Based on the 7 October 2019 “Trading Update” the Company has increased its total assets from £84.5m to £110m. The net asset value per share increased by 8.1% since 31 August 2019, from 16.81p per share to 18.18p per share as at 21 October 2019, and based on shares in issue of 477,682,372 at 31 August 2019 having increased to 606,960,347 as at 21 October 2019.
Commenting Nicholas Hofgren, Chief Executive of Vordere, said: “We are delighted to have acquired these properties in Brazil. The Acquisition is in line with our stated strategy to increase diversification, and in particular, in markets straightforward for real estate development. This is also in line with our strategy to acquire property in higher growth economies, such as that of Brazil, in order to balance the overall portfolio and provide greater opportunities for faster and more balanced growth of NAV per share. We are in particular very pleased that we were able to structure the transaction in such a way as to avoid any drag on NAV from real estate transfer tax. We would also note our extreme satisfaction that the sellers of the assets expressed their confidence in the current management team and strategy of Vordere, accepting £0.20 of value per share of Vordere.
With the Acquisition we have also reached our short-term target to increase our total assets to over £100 million, whilst enhancing the net asset value per share. Our medium-term goal remains to continue to undertake further acquisitions, utilising our equity and cash resources, that will enhance shareholder value and deliver medium to long term counter-cyclical gains for our shareholders.
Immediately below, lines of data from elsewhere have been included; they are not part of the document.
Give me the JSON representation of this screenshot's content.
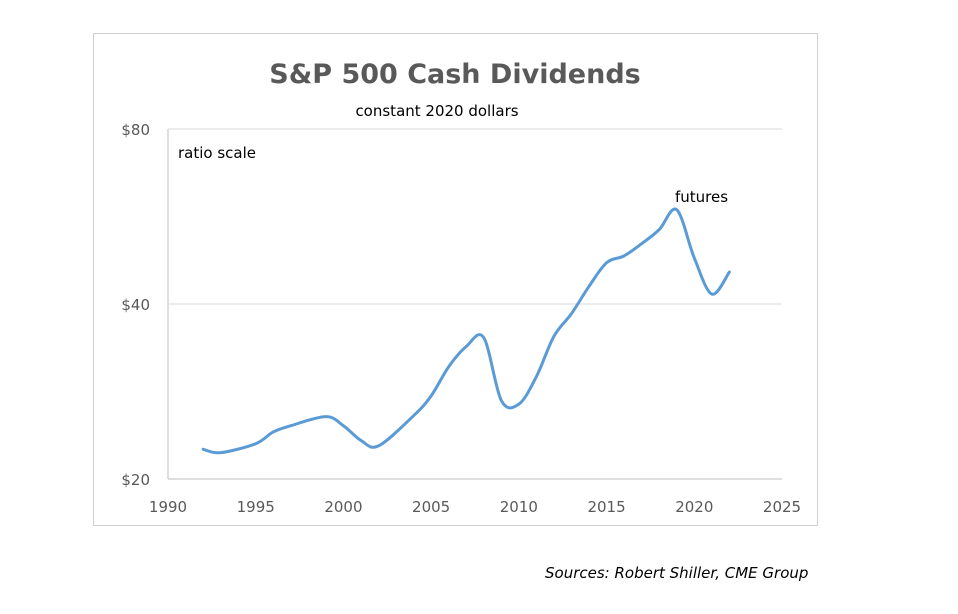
{
  "chart_data": {
    "type": "line",
    "title": "S&P 500 Cash Dividends",
    "subtitle": "constant 2020 dollars",
    "xlabel": "",
    "ylabel": "",
    "xlim": [
      1990,
      2025
    ],
    "ylim": [
      20,
      80
    ],
    "yscale": "log2",
    "x_ticks": [
      "1990",
      "1995",
      "2000",
      "2005",
      "2010",
      "2015",
      "2020",
      "2025"
    ],
    "y_ticks": [
      "$20",
      "$40",
      "$80"
    ],
    "grid": true,
    "color": "#5b9bd5",
    "annotations": [
      "ratio scale",
      "futures"
    ],
    "series": [
      {
        "name": "S&P 500 Cash Dividends",
        "x": [
          1992,
          1993,
          1995,
          1996,
          1997,
          1999,
          2000,
          2001,
          2002,
          2004,
          2005,
          2006,
          2007,
          2008,
          2009,
          2010,
          2011,
          2012,
          2013,
          2014,
          2015,
          2016,
          2017,
          2018,
          2019,
          2020,
          2021,
          2022
        ],
        "values": [
          22.5,
          22.2,
          23.0,
          24.1,
          24.7,
          25.6,
          24.7,
          23.3,
          22.8,
          25.7,
          27.8,
          31.2,
          33.8,
          35.0,
          27.3,
          26.9,
          30.0,
          35.2,
          38.5,
          42.9,
          47.1,
          48.4,
          50.8,
          53.7,
          58.1,
          48.0,
          41.6,
          45.4
        ]
      }
    ]
  },
  "source": "Sources: Robert Shiller, CME Group"
}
I look forward to providing further updates on our progress in due course.”
The information contained within this announcement is deemed by the Company to constitute inside information as stipulated under the Market Abuse Regulation (EU) No 596/2014.
This announcement and the information contained herein is not for release, publication or distribution, in whole or in part, directly or indirectly, in, into or from any jurisdiction where to do so would constitute a violation of the relevant laws or regulation of such jurisdiction.
|Nicholas Hofgren, Chief Executive Officer|
Claire Jackson, Company Secretary
|via IFC+44 (0) 117 918 1314|
Greenwoods GRM (Legal Adviser)
|Alper Deniz||+44 (0) 207 504 1157|
IFC Advisory (Financial PR and IR)
|+44 (0) 203 934 6630|
The Company is a property investment and development company currently primarily focused on the German residential market. Our business model is to apply private equity techniques to generate medium to long term counter-cyclical gains for shareholders. In addition to the investments in Germany, the Board continues to explore opportunities to grow, in particular, in markets with high growth prospects in order to balance the portfolio and provide greater opportunities for growth. We are in discussions with several vendors to achieve this goal in Europe and the Americas.